Первые мои школьные годы совпали со страшной порой: 37-й год, как я уже сказал, - год моего поступления. Понимал ли я, что творится вокруг? Увы, нет. Родителей моих, скромных совслужащих, беспартийных (отец инженер-экономист, мать секретарь-стенографистка), репрессии не коснулись, и дома об этом не говорили или, если говорили, то так, чтобы я не слышал. Естественно, не говорили об этом и в школе. В памяти остался лишь такой случай. В нашем классе был мальчик, кажется, по фамилии Буткевич; он сидел за первой партой, был прилежен, аккуратен, молчалив и ни с кем, как говорят, не водился. Когда он вдруг исчез, никто этого вначале не заметил. А потом кто-то сообщил, что у Буткевича отец оказался врагом народа и сын, следовательно, ему пособлял. Подивились, как это могло случиться с таким скромным мальчиком, но вскоре о нем забыли.

Зато о чем постоянно думали и не забывали - это о предстоящей войне, войне победоносной, героической, в которой Советский Союз сокрушит Германию и всех фашистов. Гайдар со своей "Военной тайной" и "Тимуром и его командой", фильмы вроде "Мы из Кронштадта" делали свое дело. Мое поколение воспитывалось в ненависти к фашизму, в сочувствии трудящимся всего мира (в том числе и немецким), в твердой уверенности, что скоро пробьет час всемирного братства и освобождения. Если бы в то время были известны строки Павла Когана: "Но мы еще дойдем до Ганга, / Но мы еще умрем в боях, / Чтоб от Японии до Англии / Сияла родина моя", они встретили бы у нас полное одобрение.

Поэтому замирение с Гитлером, "пакт Молотова-Риббентропа" вызвали у меня некоторое смущение (постольку, поскольку я вообще мог интересоваться - конечно, весьма слабо! - политикой). А начало войны с фашистами воспринималось как некое восстановление закономерности. И победа над фашистами, казалось, наступит незамедлительно.

Всех тягот, ужасов, наконец, длительности военной страды я себе не представлял. Конечно, не представляли и многие взрослые.

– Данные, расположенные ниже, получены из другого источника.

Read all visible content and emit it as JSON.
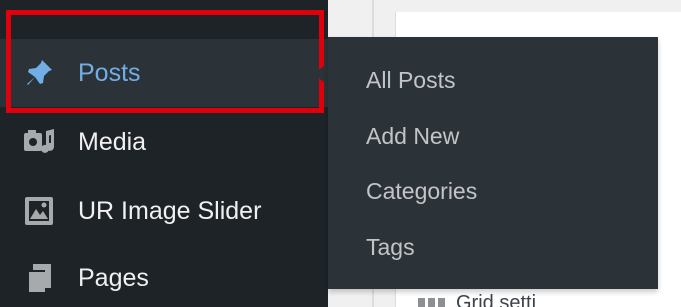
{
  "sidebar": {
    "items": [
      {
        "label": "Posts",
        "icon": "pushpin-icon",
        "active": true
      },
      {
        "label": "Media",
        "icon": "media-icon",
        "active": false
      },
      {
        "label": "UR Image Slider",
        "icon": "image-icon",
        "active": false
      },
      {
        "label": "Pages",
        "icon": "pages-icon",
        "active": false
      }
    ]
  },
  "submenu": {
    "items": [
      {
        "label": "All Posts"
      },
      {
        "label": "Add New"
      },
      {
        "label": "Categories"
      },
      {
        "label": "Tags"
      }
    ]
  },
  "background": {
    "partial_text": "Grid setti"
  },
  "colors": {
    "sidebar_bg": "#1d2327",
    "active_bg": "#2c3338",
    "active_text": "#72aee6",
    "highlight": "#e0000b",
    "submenu_text": "#c3c4c7"
  }
}
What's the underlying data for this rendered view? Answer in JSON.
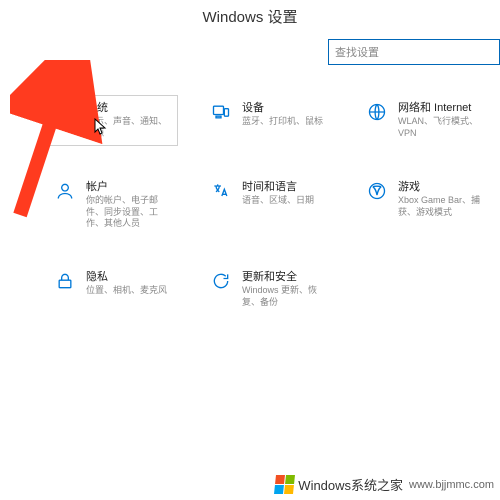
{
  "header": {
    "title": "Windows 设置"
  },
  "search": {
    "placeholder": "查找设置"
  },
  "tiles": {
    "system": {
      "title": "系统",
      "sub": "显示、声音、通知、电源"
    },
    "devices": {
      "title": "设备",
      "sub": "蓝牙、打印机、鼠标"
    },
    "network": {
      "title": "网络和 Internet",
      "sub": "WLAN、飞行模式、VPN"
    },
    "accounts": {
      "title": "帐户",
      "sub": "你的帐户、电子邮件、同步设置、工作、其他人员"
    },
    "time": {
      "title": "时间和语言",
      "sub": "语音、区域、日期"
    },
    "gaming": {
      "title": "游戏",
      "sub": "Xbox Game Bar、捕获、游戏模式"
    },
    "privacy": {
      "title": "隐私",
      "sub": "位置、相机、麦克风"
    },
    "update": {
      "title": "更新和安全",
      "sub": "Windows 更新、恢复、备份"
    }
  },
  "watermark": {
    "brand": "Windows系统之家",
    "url": "www.bjjmmc.com"
  }
}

Семья одного моего товарища, наслушавшись предостережений о возможных налетах немецкой авиации на Москву, отправилась в эвакуацию... в Сталинград! А другая семья решила пересидеть тревожное время в какой-то деревушке в Смоленской области, где вскоре и угодила под власть оккупантов.

Подросток военных лет

Но моя семья в эвакуацию не поехала. Мама работала в управлении Московско-Рязанской (тогда Ленинской) железной дороги, отец (как сердечник он не состоял на военном учете) - в какой-то проектно-строительной организации (значительно позднее - в Гипровузе).

Ровно через месяц после начала войны начались бомбежки. С подлинно немецкой точностью самолеты прилетали часов в семь вечера и в строго положенное время улетали. В памяти запечатлелся вой сирен и повторяющееся по радио: "Граждане, воздушная тревога...", а по окончании: "Угроза воздушного нападения миновала, отбой!".

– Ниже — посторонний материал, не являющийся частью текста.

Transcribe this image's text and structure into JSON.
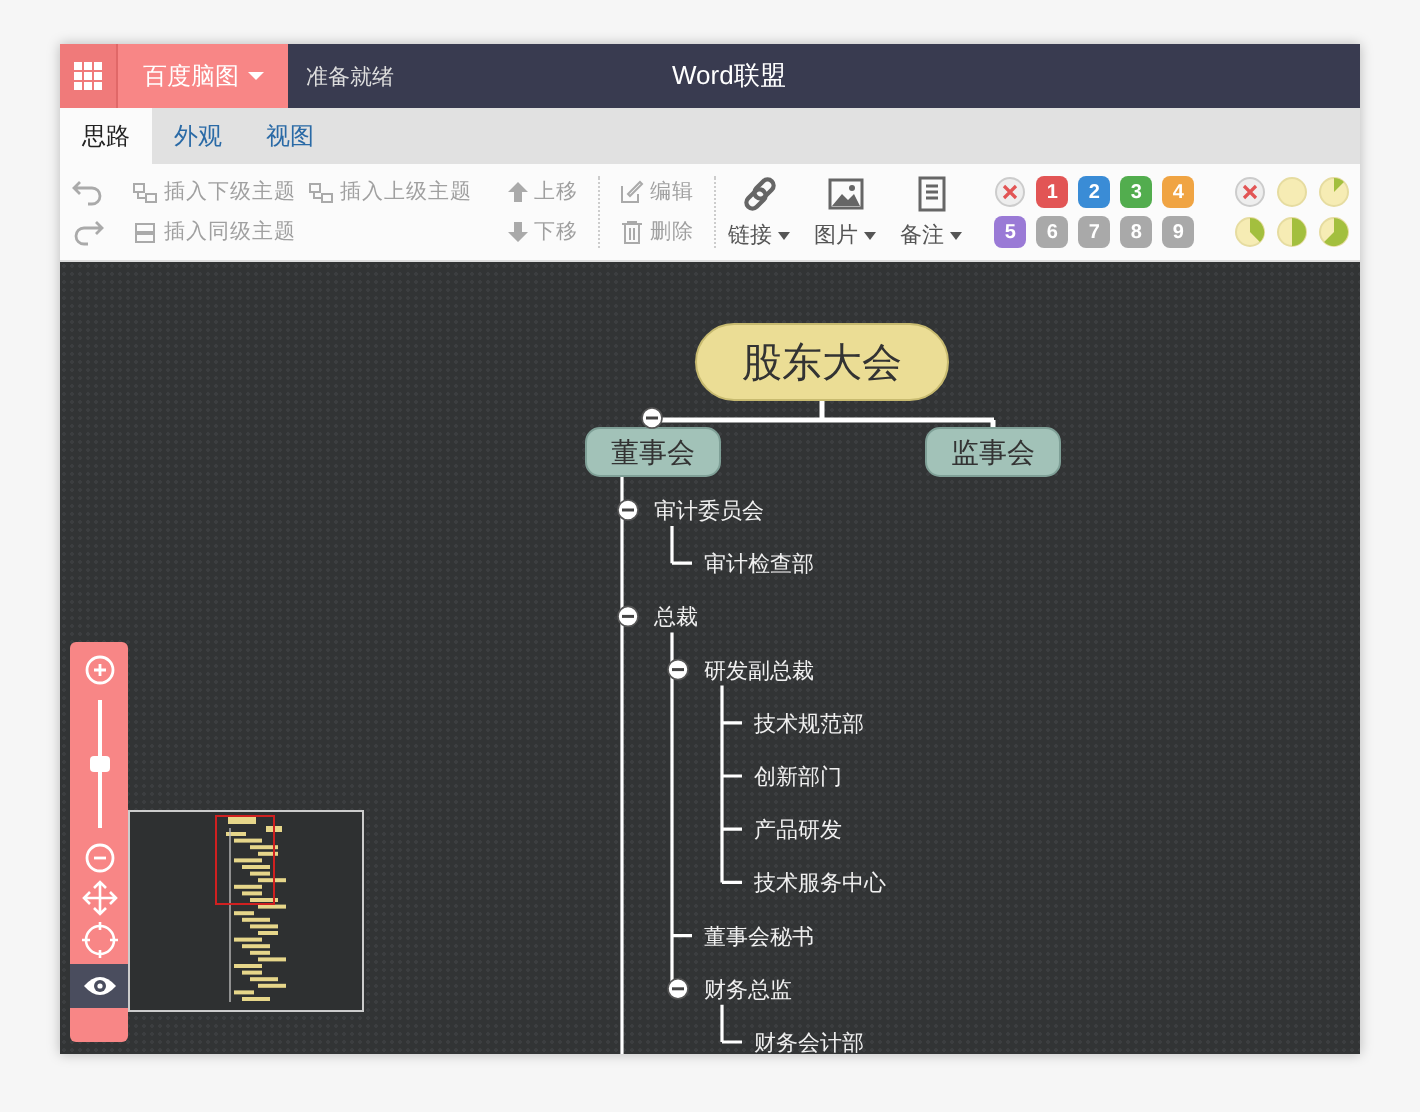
{
  "app_bar": {
    "brand": "百度脑图",
    "status": "准备就绪",
    "title": "Word联盟"
  },
  "tabs": [
    {
      "label": "思路",
      "selected": true
    },
    {
      "label": "外观",
      "selected": false
    },
    {
      "label": "视图",
      "selected": false
    }
  ],
  "toolbar": {
    "insert_child": "插入下级主题",
    "insert_parent": "插入上级主题",
    "insert_sibling": "插入同级主题",
    "move_up": "上移",
    "move_down": "下移",
    "edit": "编辑",
    "delete": "删除",
    "link": "链接",
    "image": "图片",
    "note": "备注",
    "priorities": [
      {
        "label": "1",
        "color": "#e25555"
      },
      {
        "label": "2",
        "color": "#3a8cd6"
      },
      {
        "label": "3",
        "color": "#52ad4e"
      },
      {
        "label": "4",
        "color": "#f0a443"
      },
      {
        "label": "5",
        "color": "#9a7ad6"
      },
      {
        "label": "6",
        "color": "#a9a9a9"
      },
      {
        "label": "7",
        "color": "#a9a9a9"
      },
      {
        "label": "8",
        "color": "#a9a9a9"
      },
      {
        "label": "9",
        "color": "#a9a9a9"
      }
    ]
  },
  "mindmap": {
    "root": {
      "text": "股东大会",
      "children": [
        {
          "text": "董事会",
          "expanded": true,
          "children": [
            {
              "text": "审计委员会",
              "expanded": true,
              "children": [
                {
                  "text": "审计检查部"
                }
              ]
            },
            {
              "text": "总裁",
              "expanded": true,
              "children": [
                {
                  "text": "研发副总裁",
                  "expanded": true,
                  "children": [
                    {
                      "text": "技术规范部"
                    },
                    {
                      "text": "创新部门"
                    },
                    {
                      "text": "产品研发"
                    },
                    {
                      "text": "技术服务中心"
                    }
                  ]
                },
                {
                  "text": "董事会秘书"
                },
                {
                  "text": "财务总监",
                  "expanded": true,
                  "children": [
                    {
                      "text": "财务会计部"
                    }
                  ]
                }
              ]
            }
          ]
        },
        {
          "text": "监事会"
        }
      ]
    }
  },
  "zoom": {
    "level": 0.5
  },
  "navigator": {
    "on": true
  }
}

В то время еще было принято ходить в бомбоубежище. В нашем четырехэтажном доме старой постройки, который до войны намечали к слому, бомбоубежища не было, и все бежали к метро, к станции "Красные ворота". Ближайшая станция "Кировская" (сейчас "Чистые пруды") была закрыта, в ней располагался Генеральный штаб, и поезда стрелой проносились мимо плотно заставленного щитами вестибюля. Но к началу воздушных атак движение приостанавливалось везде, и все станции, вернее туннели, отдавались под бомбоубежища.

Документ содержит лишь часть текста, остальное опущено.